I have been working on question #4 from this years IMO paper:(Note: the "IMO" is the "International Mathematical Olympiad")
4. The positive integers a and b are such that the numbers 15a + 16b and 16a - 15b are both squares of positive integers. Find the least possible value that can be taken by the minimum of these two squares.
Can anyone help me solve this?
The conditions given can be translated into 15a + 16b = c^2 and 16a - 15b = d^2 where a, b, c, and d are positive integers. You are asked to find what is the smallest that the smaller of c^2 and d^2 can be.
Let's try and translate all of this information into conditions on c and d. We know they have to be positive integers. The remaining conditions are that a and b have to be positive integers. So, let's solve the above system of equations to express a and b in terms of c and d.
If you do this, and use the fact that 15^2 + 16^2 = 21^2, you get 21^2 a = 15 c^2 + 16 d^2. This is guaranteed to be positive, so the only other thing necessary is that a be an integer, i.e.
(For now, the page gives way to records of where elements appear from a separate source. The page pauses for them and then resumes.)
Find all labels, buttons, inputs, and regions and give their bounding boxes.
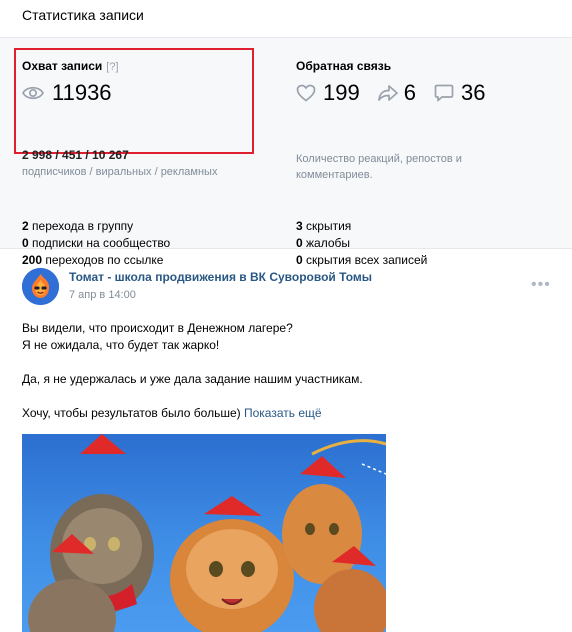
post-text-line: Хочу, чтобы результатов было больше) Пок…: [22, 406, 322, 420]
heart-icon: [296, 84, 316, 102]
more-options-icon[interactable]: •••: [531, 276, 551, 294]
feedback-description: Количество реакций, репостов и комментар…: [296, 153, 462, 181]
share-icon: [377, 85, 398, 101]
post-text-line: Да, я не удержалась и уже дала задание н…: [22, 372, 363, 386]
reach-title: Охват записи [?]: [22, 59, 119, 73]
post-text-line: Я не ожидала, что будет так жарко!: [22, 338, 220, 352]
reach-breakdown-caption: подписчиков / виральных / рекламных: [22, 166, 218, 178]
feedback-row: 199 6 36: [296, 80, 485, 106]
feedback-title: Обратная связь: [296, 59, 392, 73]
post-author-link[interactable]: Томат - школа продвижения в ВК Суворовой…: [69, 270, 372, 284]
reach-total: 11936: [22, 80, 112, 106]
help-icon[interactable]: [?]: [106, 61, 118, 73]
comments-count: 36: [460, 80, 486, 105]
reach-breakdown: 2 998 / 451 / 10 267: [22, 148, 129, 162]
comment-icon: [434, 84, 454, 102]
page-title: Статистика записи: [22, 7, 144, 23]
author-avatar[interactable]: [22, 268, 59, 305]
likes-count: 199: [323, 80, 360, 105]
metric-link-clicks: 200 переходов по ссылке: [22, 253, 164, 267]
metric-hide-all: 0 скрытия всех записей: [296, 253, 428, 267]
metric-subscriptions: 0 подписки на сообщество: [22, 236, 171, 250]
metric-hides: 3 скрытия: [296, 219, 352, 233]
metric-reports: 0 жалобы: [296, 236, 351, 250]
page-header: Статистика записи: [0, 0, 572, 38]
show-more-link[interactable]: Показать ещё: [244, 406, 322, 420]
post-date[interactable]: 7 апр в 14:00: [69, 289, 136, 301]
reposts-count: 6: [403, 80, 416, 105]
post-text-line: Вы видели, что происходит в Денежном лаг…: [22, 321, 293, 335]
stats-panel: Охват записи [?] 11936 2 998 / 451 / 10 2…: [0, 38, 572, 267]
metric-group-transitions: 2 перехода в группу: [22, 219, 134, 233]
post-image[interactable]: [22, 434, 386, 632]
reach-total-value: 11936: [52, 80, 112, 105]
eye-icon: [22, 85, 44, 101]
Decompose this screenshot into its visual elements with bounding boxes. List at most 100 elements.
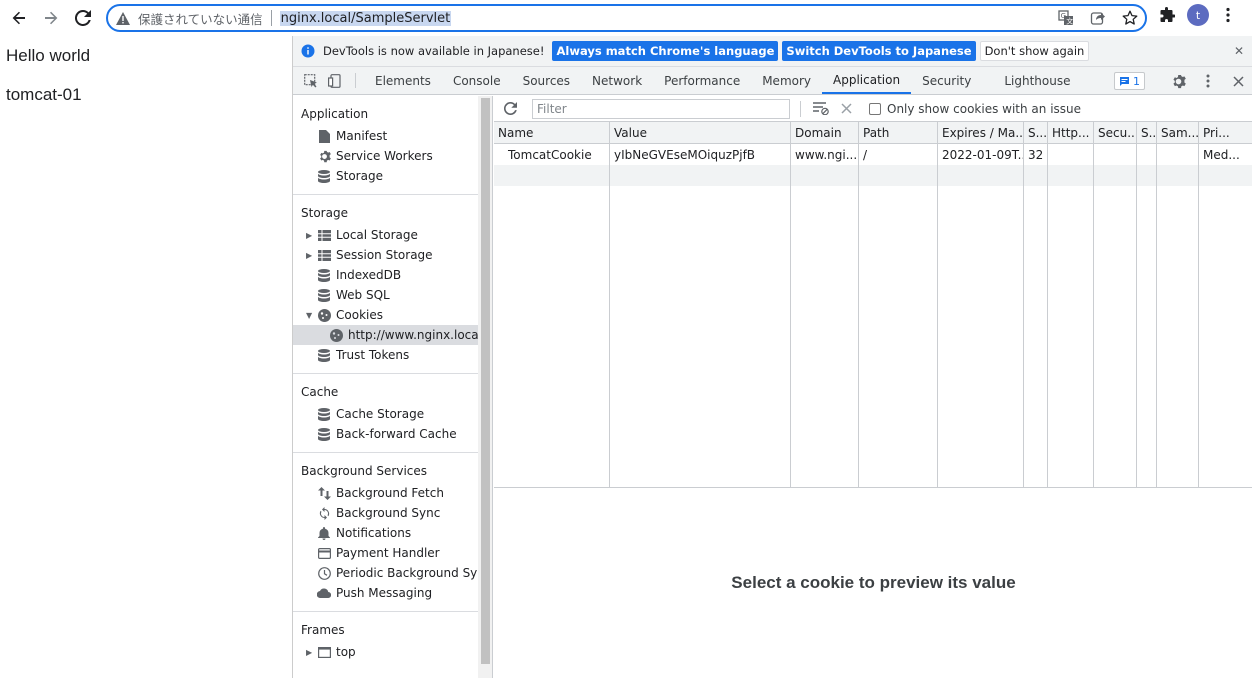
reload-button[interactable] [67, 2, 99, 34]
bookmark-star-icon[interactable] [1119, 10, 1141, 26]
close-icon[interactable]: ✕ [1234, 44, 1244, 58]
sidebar-item-frame-top[interactable]: ▶ top [293, 642, 492, 662]
close-devtools-icon[interactable] [1226, 75, 1250, 87]
security-status[interactable]: 保護されていない通信 [138, 9, 263, 28]
cell-value[interactable]: yIbNeGVEseMOiquzPjfB [610, 144, 791, 165]
sidebar-item-notifications[interactable]: Notifications [293, 523, 492, 543]
tab-network[interactable]: Network [581, 67, 653, 94]
dont-show-again-button[interactable]: Don't show again [979, 41, 1090, 61]
address-bar[interactable]: 保護されていない通信 nginx.local/SampleServlet 文G [106, 4, 1147, 32]
sidebar-item-label: Manifest [336, 129, 388, 143]
tab-console[interactable]: Console [442, 67, 512, 94]
profile-avatar[interactable]: t [1187, 4, 1209, 26]
sidebar-item-storage-overview[interactable]: Storage [293, 166, 492, 186]
column-header-httponly[interactable]: Http... [1048, 122, 1094, 143]
sidebar-item-cache-storage[interactable]: Cache Storage [293, 404, 492, 424]
only-issues-checkbox[interactable] [869, 102, 881, 115]
tab-security[interactable]: Security [911, 67, 982, 94]
column-header-secure[interactable]: Secu... [1094, 122, 1137, 143]
info-icon [301, 44, 315, 58]
cell-domain[interactable]: www.ngi... [791, 144, 859, 165]
cell-expires[interactable]: 2022-01-09T... [938, 144, 1024, 165]
sidebar-item-background-fetch[interactable]: Background Fetch [293, 483, 492, 503]
translate-icon[interactable]: 文G [1055, 10, 1077, 26]
sidebar-item-indexeddb[interactable]: IndexedDB [293, 265, 492, 285]
table-header: Name Value Domain Path Expires / Ma... S… [494, 122, 1252, 144]
column-header-samesite-short[interactable]: S... [1137, 122, 1157, 143]
expand-arrow-icon[interactable]: ▶ [306, 231, 312, 240]
cookies-panel: Filter Only show cookies with an issue N… [494, 96, 1252, 678]
column-header-value[interactable]: Value [610, 122, 791, 143]
sidebar-item-cookie-origin[interactable]: http://www.nginx.local [293, 325, 492, 345]
cell-httponly[interactable] [1048, 144, 1094, 165]
cell-priority[interactable]: Med... [1199, 144, 1252, 165]
sidebar-item-label: Trust Tokens [336, 348, 410, 362]
issues-counter[interactable]: 1 [1114, 72, 1145, 90]
sidebar-item-cookies[interactable]: ▼ Cookies [293, 305, 492, 325]
switch-to-japanese-button[interactable]: Switch DevTools to Japanese [782, 41, 976, 61]
cell-sameparty[interactable] [1157, 144, 1199, 165]
device-toolbar-icon[interactable] [323, 67, 347, 94]
sidebar-item-trust-tokens[interactable]: Trust Tokens [293, 345, 492, 365]
sidebar-heading: Background Services [301, 464, 428, 478]
scrollbar-thumb[interactable] [481, 98, 490, 664]
kebab-menu-icon[interactable] [1217, 7, 1239, 23]
tab-elements[interactable]: Elements [364, 67, 442, 94]
database-icon [317, 407, 331, 421]
sidebar-item-periodic-background-sync[interactable]: Periodic Background Sync [293, 563, 492, 583]
sidebar-item-service-workers[interactable]: Service Workers [293, 146, 492, 166]
more-options-icon[interactable] [1196, 74, 1220, 88]
tab-lighthouse[interactable]: Lighthouse [982, 67, 1081, 94]
sidebar-scrollbar[interactable] [478, 96, 492, 678]
share-icon[interactable] [1087, 10, 1109, 26]
table-row[interactable]: TomcatCookie yIbNeGVEseMOiquzPjfB www.ng… [494, 144, 1252, 165]
sidebar-item-web-sql[interactable]: Web SQL [293, 285, 492, 305]
sidebar-item-payment-handler[interactable]: Payment Handler [293, 543, 492, 563]
up-down-arrows-icon [317, 486, 331, 500]
cell-path[interactable]: / [859, 144, 938, 165]
sidebar-item-back-forward-cache[interactable]: Back-forward Cache [293, 424, 492, 444]
cell-samesite[interactable] [1137, 144, 1157, 165]
tab-memory[interactable]: Memory [751, 67, 822, 94]
filter-input[interactable]: Filter [532, 98, 790, 119]
column-header-expires[interactable]: Expires / Ma... [938, 122, 1024, 143]
forward-button[interactable] [35, 2, 67, 34]
column-header-path[interactable]: Path [859, 122, 938, 143]
cell-size[interactable]: 32 [1024, 144, 1048, 165]
warning-icon[interactable] [116, 11, 134, 25]
sidebar-item-label: Periodic Background Sync [336, 566, 492, 580]
cell-secure[interactable] [1094, 144, 1137, 165]
tab-sources[interactable]: Sources [512, 67, 581, 94]
cell-name[interactable]: TomcatCookie [494, 144, 610, 165]
column-header-name[interactable]: Name [494, 122, 610, 143]
tab-application[interactable]: Application [822, 67, 912, 94]
column-header-sameparty[interactable]: Sam... [1157, 122, 1199, 143]
settings-gear-icon[interactable] [1166, 74, 1190, 89]
always-match-language-button[interactable]: Always match Chrome's language [552, 41, 779, 61]
clear-all-cookies-icon[interactable] [835, 103, 857, 114]
inspect-element-icon[interactable] [299, 67, 323, 94]
column-header-priority[interactable]: Pri... [1199, 122, 1252, 143]
tab-performance[interactable]: Performance [653, 67, 751, 94]
database-icon [317, 348, 331, 362]
expand-arrow-icon[interactable]: ▶ [306, 648, 312, 657]
refresh-icon[interactable] [500, 102, 520, 115]
sync-icon [317, 506, 331, 520]
cookies-toolbar: Filter Only show cookies with an issue [494, 96, 1252, 122]
expand-arrow-icon[interactable]: ▶ [306, 251, 312, 260]
url-text[interactable]: nginx.local/SampleServlet [279, 10, 452, 26]
sidebar-item-local-storage[interactable]: ▶ Local Storage [293, 225, 492, 245]
sidebar-item-push-messaging[interactable]: Push Messaging [293, 583, 492, 603]
back-button[interactable] [3, 2, 35, 34]
extensions-puzzle-icon[interactable] [1155, 7, 1179, 23]
credit-card-icon [317, 546, 331, 560]
sidebar-heading: Application [301, 107, 369, 121]
column-header-domain[interactable]: Domain [791, 122, 859, 143]
clear-filtered-cookies-icon[interactable] [811, 102, 831, 115]
sidebar-item-manifest[interactable]: Manifest [293, 126, 492, 146]
column-header-size[interactable]: S... [1024, 122, 1048, 143]
sidebar-item-background-sync[interactable]: Background Sync [293, 503, 492, 523]
collapse-arrow-icon[interactable]: ▼ [306, 311, 312, 320]
sidebar-item-session-storage[interactable]: ▶ Session Storage [293, 245, 492, 265]
only-issues-label[interactable]: Only show cookies with an issue [887, 102, 1081, 116]
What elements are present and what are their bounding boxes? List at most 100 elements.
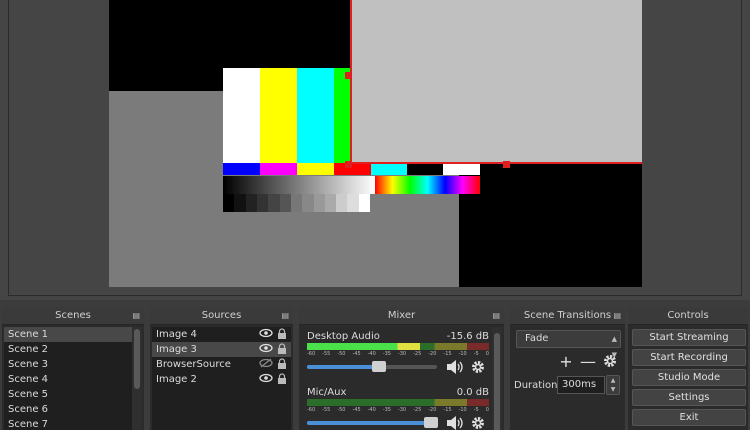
lock-icon[interactable]: [277, 343, 287, 355]
lock-icon[interactable]: [277, 358, 287, 370]
source-item[interactable]: Image 3: [152, 342, 291, 357]
mixer-dock: Mixer ▤ Desktop Audio -15.6 dB -60 -55 -50…: [299, 307, 504, 430]
eye-icon[interactable]: [259, 373, 273, 383]
float-icon[interactable]: ▤: [132, 307, 140, 325]
eye-hidden-icon[interactable]: [259, 358, 273, 368]
meter-tick-label: -25: [413, 407, 422, 413]
float-icon[interactable]: ▤: [281, 307, 289, 325]
meter-tick-label: -35: [382, 351, 391, 357]
source-item[interactable]: Image 4: [152, 327, 291, 342]
controls-body: Start Streaming Start Recording Studio M…: [630, 327, 746, 430]
scene-item[interactable]: Scene 4: [4, 372, 142, 387]
preview-canvas[interactable]: [109, 0, 642, 287]
transition-select[interactable]: Fade ▲ ▼: [516, 330, 621, 359]
resize-handle-bottom[interactable]: [503, 161, 510, 168]
meter-tick-label: -15: [443, 351, 452, 357]
exit-button[interactable]: Exit: [632, 409, 746, 426]
meter-tick-label: -20: [428, 407, 437, 413]
settings-button[interactable]: Settings: [632, 389, 746, 406]
meter-tick-label: 0: [485, 407, 489, 413]
speaker-icon[interactable]: [445, 415, 465, 430]
mixer-title-label: Mixer: [387, 310, 416, 321]
start-recording-button[interactable]: Start Recording: [632, 349, 746, 366]
speaker-icon[interactable]: [445, 359, 465, 375]
volume-fill: [307, 365, 379, 369]
source-item[interactable]: Image 2: [152, 372, 291, 387]
studio-mode-button[interactable]: Studio Mode: [632, 369, 746, 386]
controls-title-label: Controls: [667, 310, 709, 321]
meter-tick-label: -10: [458, 407, 467, 413]
meter-tick-label: -5: [473, 351, 479, 357]
controls-dock: Controls Start Streaming Start Recording…: [628, 307, 748, 430]
scene-item[interactable]: Scene 2: [4, 342, 142, 357]
gear-icon[interactable]: [470, 415, 486, 430]
mixer-scrollbar[interactable]: [492, 327, 502, 430]
meter-ticks: -60 -55 -50 -45 -40 -35 -30 -25 -20 -15 -10 -5 0: [307, 351, 489, 359]
volume-meter: [307, 399, 489, 406]
channel-db: 0.0 dB: [456, 387, 489, 398]
preview-area[interactable]: [0, 0, 750, 300]
sources-list[interactable]: Image 4 Image 3 BrowserSource Image 2: [152, 327, 291, 430]
duration-input[interactable]: 300ms: [557, 376, 605, 394]
float-icon[interactable]: ▤: [613, 307, 621, 325]
scene-item[interactable]: Scene 1: [4, 327, 142, 342]
scenes-list[interactable]: Scene 1 Scene 2 Scene 3 Scene 4 Scene 5 …: [4, 327, 142, 430]
scenes-title-label: Scenes: [55, 310, 91, 321]
start-streaming-button[interactable]: Start Streaming: [632, 329, 746, 346]
meter-tick-label: -40: [367, 351, 376, 357]
minus-icon[interactable]: —: [580, 352, 596, 371]
duration-label: Duration: [514, 380, 558, 391]
scene-item[interactable]: Scene 3: [4, 357, 142, 372]
meter-tick-label: 0: [485, 351, 489, 357]
source-name: Image 2: [156, 374, 197, 385]
meter-tick-label: -40: [367, 407, 376, 413]
scene-item[interactable]: Scene 7: [4, 417, 142, 430]
meter-tick-label: -55: [322, 351, 331, 357]
meter-tick-label: -20: [428, 351, 437, 357]
volume-fill: [307, 421, 431, 425]
volume-knob[interactable]: [371, 361, 386, 372]
meter-tick-label: -10: [458, 351, 467, 357]
meter-tick-label: -45: [352, 407, 361, 413]
sources-dock: Sources ▤ Image 4 Image 3 BrowserSource: [150, 307, 293, 430]
volume-knob[interactable]: [423, 417, 438, 428]
scenes-dock-title: Scenes ▤: [2, 307, 144, 325]
scenes-scrollbar[interactable]: [132, 327, 142, 430]
meter-tick-label: -50: [337, 351, 346, 357]
meter-tick-label: -60: [307, 351, 316, 357]
sources-title-label: Sources: [201, 310, 242, 321]
duration-spinner[interactable]: ▲ ▼: [606, 375, 620, 395]
mixer-dock-title: Mixer ▤: [299, 307, 504, 325]
resize-handle-left[interactable]: [345, 72, 352, 79]
eye-icon[interactable]: [259, 343, 273, 353]
transitions-dock-title: Scene Transitions ▤: [510, 307, 625, 325]
meter-level: [307, 343, 420, 350]
lock-icon[interactable]: [277, 373, 287, 385]
volume-slider[interactable]: [307, 361, 437, 372]
transitions-dock: Scene Transitions ▤ Fade ▲ ▼ + — Duration…: [510, 307, 625, 430]
meter-tick-label: -50: [337, 407, 346, 413]
lock-icon[interactable]: [277, 328, 287, 340]
mixer-channel: Mic/Aux 0.0 dB -60 -55 -50 -45 -40 -35 -30 -25-…: [305, 387, 491, 430]
scene-item[interactable]: Scene 5: [4, 387, 142, 402]
transition-selected-label: Fade: [525, 333, 549, 344]
meter-tick-label: -30: [397, 351, 407, 357]
volume-slider[interactable]: [307, 417, 438, 428]
source-name: Image 3: [156, 344, 197, 355]
gear-icon[interactable]: [602, 353, 618, 369]
gear-icon[interactable]: [470, 359, 486, 375]
plus-icon[interactable]: +: [558, 352, 574, 371]
mixer-body: Desktop Audio -15.6 dB -60 -55 -50 -45 -40 -3…: [301, 327, 502, 430]
mixer-channel: Desktop Audio -15.6 dB -60 -55 -50 -45 -40 -3…: [305, 331, 491, 381]
resize-handle-bottom-left[interactable]: [345, 161, 352, 168]
meter-tick-label: -15: [443, 407, 452, 413]
scene-item[interactable]: Scene 6: [4, 402, 142, 417]
selected-source-bounding-box[interactable]: [350, 0, 642, 164]
source-item[interactable]: BrowserSource: [152, 357, 291, 372]
scenes-dock: Scenes ▤ Scene 1 Scene 2 Scene 3 Scene 4…: [2, 307, 144, 430]
meter-ticks: -60 -55 -50 -45 -40 -35 -30 -25 -20 -15 -10 -5 0: [307, 407, 489, 415]
meter-tick-label: -30: [397, 407, 407, 413]
float-icon[interactable]: ▤: [492, 307, 500, 325]
eye-icon[interactable]: [259, 328, 273, 338]
source-name: Image 4: [156, 329, 197, 340]
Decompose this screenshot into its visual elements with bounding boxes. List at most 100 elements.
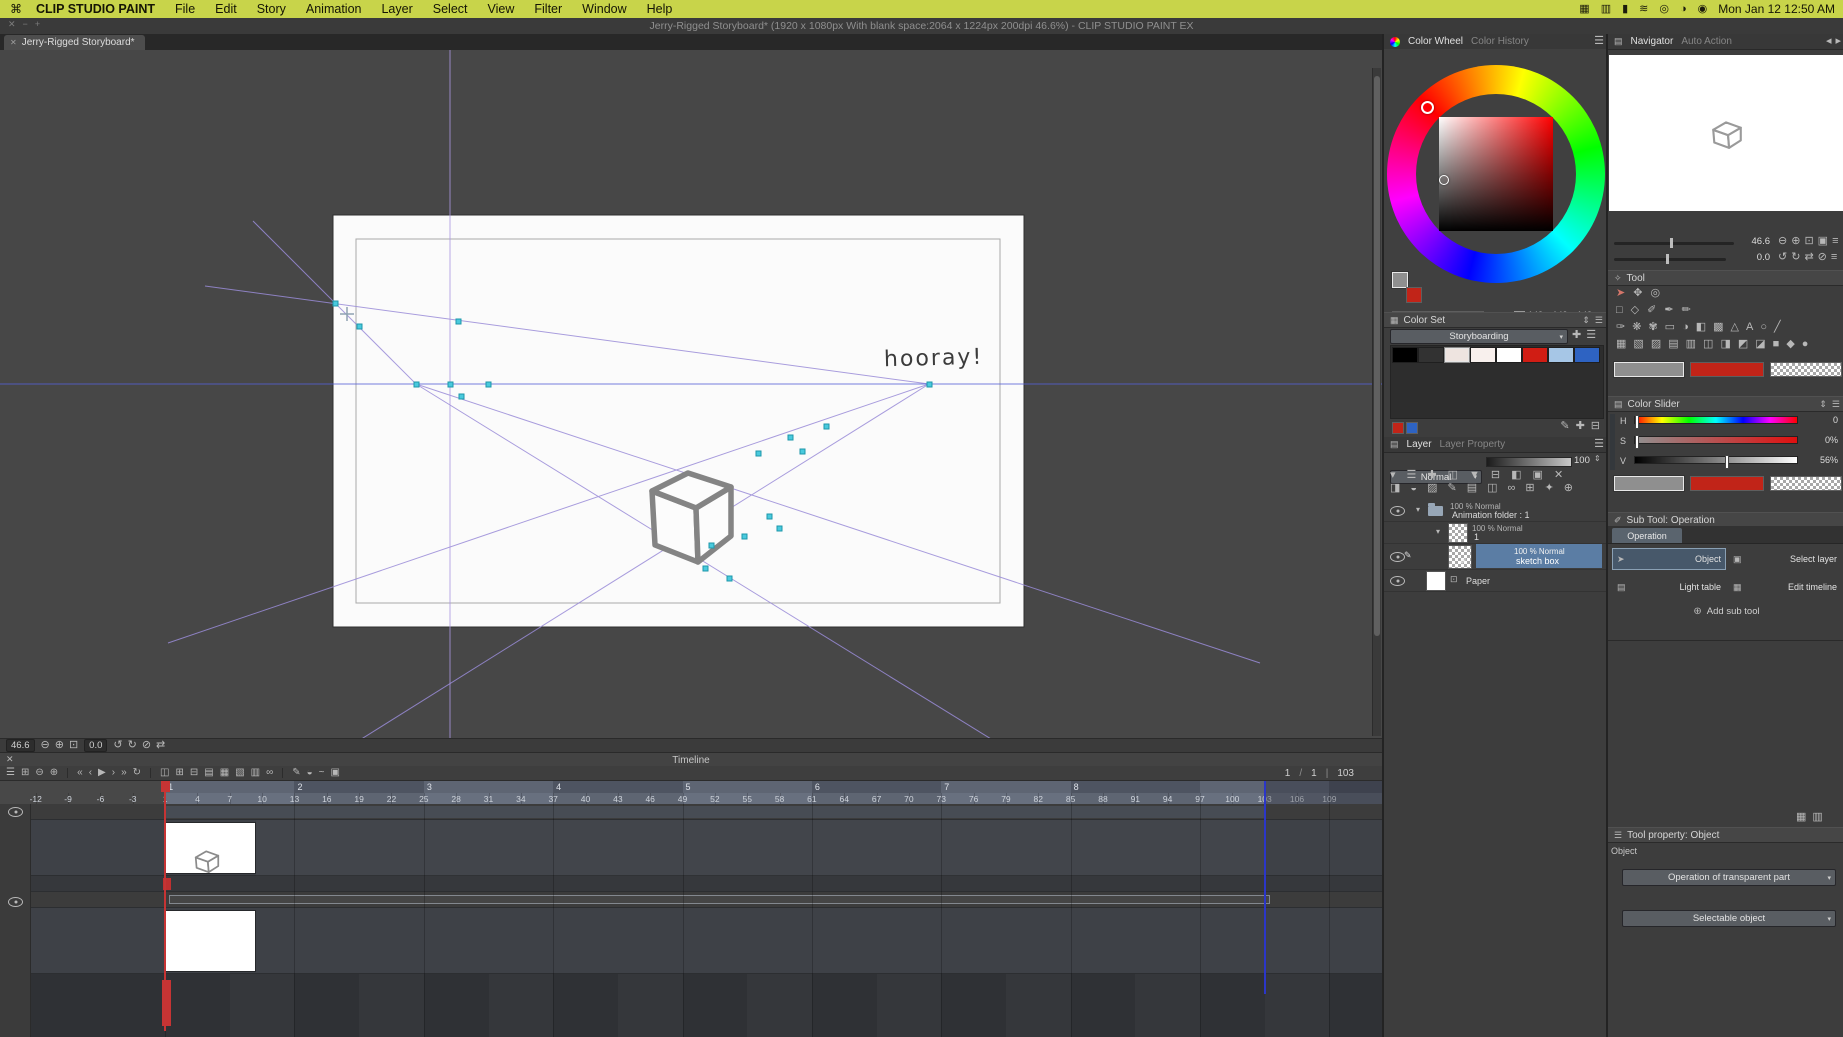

15 c^2 + 16 d^2 must be a multiple of 21^2. (Condition A)Solving for b gives 21^2 b = 16 c^2 - 15 d^2. This means that c^2 must be greater than (15/16)d^2, and that
16 c^2 - 15 d^2 must be a multiple of 21^2. (Condition B)Summarizing: the only conditions on the squares c^2 and d^2 are that they're positive, satisfy the inequality c^2 > (15/16) d^2, and satisfy conditions A and B.
Whenever you have a condition like A or B, it's useful to consider prime factors. The prime factors of 21^2 are 3 and 7. Let's work with 3 first. Since 3 divides 21^2 and 3 also divides 15 c^2, condition A tells us that 3 must also divide 16 d^2 and hence must divide d.
Now I'm going to stop giving you the solution and see if you can work out the rest for yourself. You should be able to show that Conditions A and B together are equivalent to a very nice and simple condition on c and d, so that you can tell exactly which numbers are possible values for c and d, and hence from that determine what the smallest possible value is for one of them.
Post another message here if you get stuck further along, or if something I said here wasn't clear.